The next day was a nightmare. Every student wanted to know what happened in my room the day before. The students whispered stories to each other but it was like the Telephone Game so that the story grew increasingly macabre. By the end of the day, it was awful. The ninth-grade English class was the worst: “Is it true there was a girl hanging from your tree by her hair last night?” “Is it true her eyes were totally white and wide open and she was smiling the whole time?” “Was she really holding a bible while grinning, swinging by her hair?” The students gleefully relished these stories as much as they were repelled by them. And for each group of students, I had to remind them that we were talking about real people who suffered real pain and loss and we were turning that into entertainment. They, of course, nodded in agreement, their heads heavy with concern, until minutes later when I could hear them theorizing about the stories again.

That evening was parent-teacher night so I went to the gymnasium where the conferences were held and found a desk with my name on it. We were arranged alphabetically so I was sandwiched in between the art teacher and gym teacher. I taught mostly senior English, so my schedule was packed. For 90 minutes, I had a nonstop procession of 10-minute meetings with various parents, encouraging the father of a borderline failing student, advising a woman on how to restrict her daughter’s social media usage, filling up the egos of the proud parents of an A-grade student, and so on. It seemed never ending.

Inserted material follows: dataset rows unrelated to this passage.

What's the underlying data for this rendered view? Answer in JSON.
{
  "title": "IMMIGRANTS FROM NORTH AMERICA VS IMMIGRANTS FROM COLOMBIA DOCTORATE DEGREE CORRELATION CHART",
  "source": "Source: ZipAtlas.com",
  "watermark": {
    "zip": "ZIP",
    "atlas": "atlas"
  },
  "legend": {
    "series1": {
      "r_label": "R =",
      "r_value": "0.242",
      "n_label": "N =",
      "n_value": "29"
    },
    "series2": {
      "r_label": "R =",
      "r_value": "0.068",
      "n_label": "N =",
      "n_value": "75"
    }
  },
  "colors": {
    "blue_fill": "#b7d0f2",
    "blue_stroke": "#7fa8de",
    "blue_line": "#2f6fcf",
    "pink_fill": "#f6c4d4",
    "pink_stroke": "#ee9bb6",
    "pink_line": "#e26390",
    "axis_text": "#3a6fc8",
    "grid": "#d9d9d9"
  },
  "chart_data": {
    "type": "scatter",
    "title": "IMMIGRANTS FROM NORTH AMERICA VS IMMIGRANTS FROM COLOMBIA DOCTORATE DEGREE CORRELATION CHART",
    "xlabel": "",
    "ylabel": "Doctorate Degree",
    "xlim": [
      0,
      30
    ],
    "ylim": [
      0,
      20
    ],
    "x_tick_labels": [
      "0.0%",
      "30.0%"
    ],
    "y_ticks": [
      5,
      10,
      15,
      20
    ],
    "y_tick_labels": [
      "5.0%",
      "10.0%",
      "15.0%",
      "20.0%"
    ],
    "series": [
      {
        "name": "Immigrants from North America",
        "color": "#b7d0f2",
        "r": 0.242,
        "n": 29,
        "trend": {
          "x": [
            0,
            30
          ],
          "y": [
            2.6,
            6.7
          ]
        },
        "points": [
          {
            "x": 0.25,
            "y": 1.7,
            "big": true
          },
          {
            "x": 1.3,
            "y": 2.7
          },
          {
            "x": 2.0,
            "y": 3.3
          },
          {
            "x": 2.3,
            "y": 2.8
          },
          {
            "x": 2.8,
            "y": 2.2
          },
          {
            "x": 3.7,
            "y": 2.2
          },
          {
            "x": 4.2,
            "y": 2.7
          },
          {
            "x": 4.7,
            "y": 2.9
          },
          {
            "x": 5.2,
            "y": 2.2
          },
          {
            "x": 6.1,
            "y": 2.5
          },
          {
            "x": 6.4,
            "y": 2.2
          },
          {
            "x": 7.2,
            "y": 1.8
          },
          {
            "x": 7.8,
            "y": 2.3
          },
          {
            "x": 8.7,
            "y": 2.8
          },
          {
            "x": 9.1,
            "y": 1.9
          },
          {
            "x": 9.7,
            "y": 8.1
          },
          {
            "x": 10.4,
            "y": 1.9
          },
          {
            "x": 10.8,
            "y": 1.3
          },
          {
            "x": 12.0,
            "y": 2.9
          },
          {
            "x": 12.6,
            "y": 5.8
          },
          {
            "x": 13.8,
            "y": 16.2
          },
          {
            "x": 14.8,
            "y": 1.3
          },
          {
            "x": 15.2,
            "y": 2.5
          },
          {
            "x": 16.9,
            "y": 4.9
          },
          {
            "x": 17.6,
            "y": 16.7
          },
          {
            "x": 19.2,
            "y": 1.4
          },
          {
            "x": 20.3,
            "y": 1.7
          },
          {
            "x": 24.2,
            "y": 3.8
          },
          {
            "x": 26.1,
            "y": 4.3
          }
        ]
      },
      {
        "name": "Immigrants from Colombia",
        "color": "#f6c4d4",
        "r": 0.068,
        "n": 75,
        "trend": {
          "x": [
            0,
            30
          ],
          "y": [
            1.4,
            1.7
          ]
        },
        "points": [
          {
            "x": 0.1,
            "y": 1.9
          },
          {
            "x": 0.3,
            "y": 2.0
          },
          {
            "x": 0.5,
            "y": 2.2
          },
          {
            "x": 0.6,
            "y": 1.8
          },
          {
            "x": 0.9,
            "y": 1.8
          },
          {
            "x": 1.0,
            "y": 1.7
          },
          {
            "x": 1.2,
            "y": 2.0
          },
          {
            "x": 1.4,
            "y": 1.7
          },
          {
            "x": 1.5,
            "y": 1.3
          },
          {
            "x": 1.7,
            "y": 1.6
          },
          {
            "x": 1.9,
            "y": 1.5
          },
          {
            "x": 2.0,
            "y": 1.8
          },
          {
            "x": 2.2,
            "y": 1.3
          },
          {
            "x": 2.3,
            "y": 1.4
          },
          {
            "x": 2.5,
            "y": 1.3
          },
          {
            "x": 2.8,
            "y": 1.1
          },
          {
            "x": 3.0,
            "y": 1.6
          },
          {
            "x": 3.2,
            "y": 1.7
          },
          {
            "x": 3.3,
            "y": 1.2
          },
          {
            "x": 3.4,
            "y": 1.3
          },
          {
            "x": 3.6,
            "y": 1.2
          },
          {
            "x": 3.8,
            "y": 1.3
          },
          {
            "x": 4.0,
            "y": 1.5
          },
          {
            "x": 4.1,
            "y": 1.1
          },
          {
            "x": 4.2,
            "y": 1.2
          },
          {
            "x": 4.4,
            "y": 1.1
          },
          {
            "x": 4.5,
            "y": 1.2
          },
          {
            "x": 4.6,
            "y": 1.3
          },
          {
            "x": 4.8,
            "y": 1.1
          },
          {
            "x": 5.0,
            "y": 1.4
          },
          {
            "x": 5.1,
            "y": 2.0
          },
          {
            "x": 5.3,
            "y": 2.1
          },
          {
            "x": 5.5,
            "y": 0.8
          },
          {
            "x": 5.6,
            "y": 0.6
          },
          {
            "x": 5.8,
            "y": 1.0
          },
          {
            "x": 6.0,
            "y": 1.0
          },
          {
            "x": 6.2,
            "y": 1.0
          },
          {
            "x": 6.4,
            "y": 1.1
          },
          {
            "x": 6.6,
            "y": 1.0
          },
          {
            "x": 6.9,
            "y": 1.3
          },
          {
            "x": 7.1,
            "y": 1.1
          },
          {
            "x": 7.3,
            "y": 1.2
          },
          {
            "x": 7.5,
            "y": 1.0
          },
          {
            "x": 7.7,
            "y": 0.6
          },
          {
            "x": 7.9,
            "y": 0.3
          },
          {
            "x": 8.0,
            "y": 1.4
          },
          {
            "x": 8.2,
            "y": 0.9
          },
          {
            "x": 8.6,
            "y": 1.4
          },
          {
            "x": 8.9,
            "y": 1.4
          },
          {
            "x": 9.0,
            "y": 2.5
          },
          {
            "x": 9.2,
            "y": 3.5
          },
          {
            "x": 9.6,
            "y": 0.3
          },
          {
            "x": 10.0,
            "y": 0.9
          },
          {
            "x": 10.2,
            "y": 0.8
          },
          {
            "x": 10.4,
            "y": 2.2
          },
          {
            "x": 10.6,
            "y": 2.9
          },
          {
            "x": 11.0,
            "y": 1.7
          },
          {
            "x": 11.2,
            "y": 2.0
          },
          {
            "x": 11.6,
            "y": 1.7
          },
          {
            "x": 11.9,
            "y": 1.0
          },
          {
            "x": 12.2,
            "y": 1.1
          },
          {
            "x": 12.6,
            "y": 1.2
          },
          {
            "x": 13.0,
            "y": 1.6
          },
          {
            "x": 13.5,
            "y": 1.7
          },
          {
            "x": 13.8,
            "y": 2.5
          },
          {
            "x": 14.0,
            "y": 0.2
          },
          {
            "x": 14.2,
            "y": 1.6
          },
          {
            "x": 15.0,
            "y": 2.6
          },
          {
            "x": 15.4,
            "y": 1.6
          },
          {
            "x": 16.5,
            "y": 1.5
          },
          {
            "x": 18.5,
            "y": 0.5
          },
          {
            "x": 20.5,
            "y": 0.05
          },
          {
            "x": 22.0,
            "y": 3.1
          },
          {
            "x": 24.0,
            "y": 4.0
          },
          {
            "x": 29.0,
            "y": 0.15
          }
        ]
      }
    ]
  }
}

Then, a student-volunteer finally ushered a parent away to his next meeting and he whispered to me, “You’ve had a cancellation, sir.” Which was music to my ears.

I was leaning back to stretch when I heard someone ask, “We’d like to talk about our daughter, Amy.”

I was shocked out of my fleeting moment of rest. There, standing before me, were Mr. and Mrs. Waller. (They had name tags.) The first thing that hit me was that they looked like nice people. To this day, I don’t know why of everything I could have noticed, that that was the most salient thing about them. Perhaps it had to do with my empathy for them leading up to our meeting. Regardless, I had to break the news to them.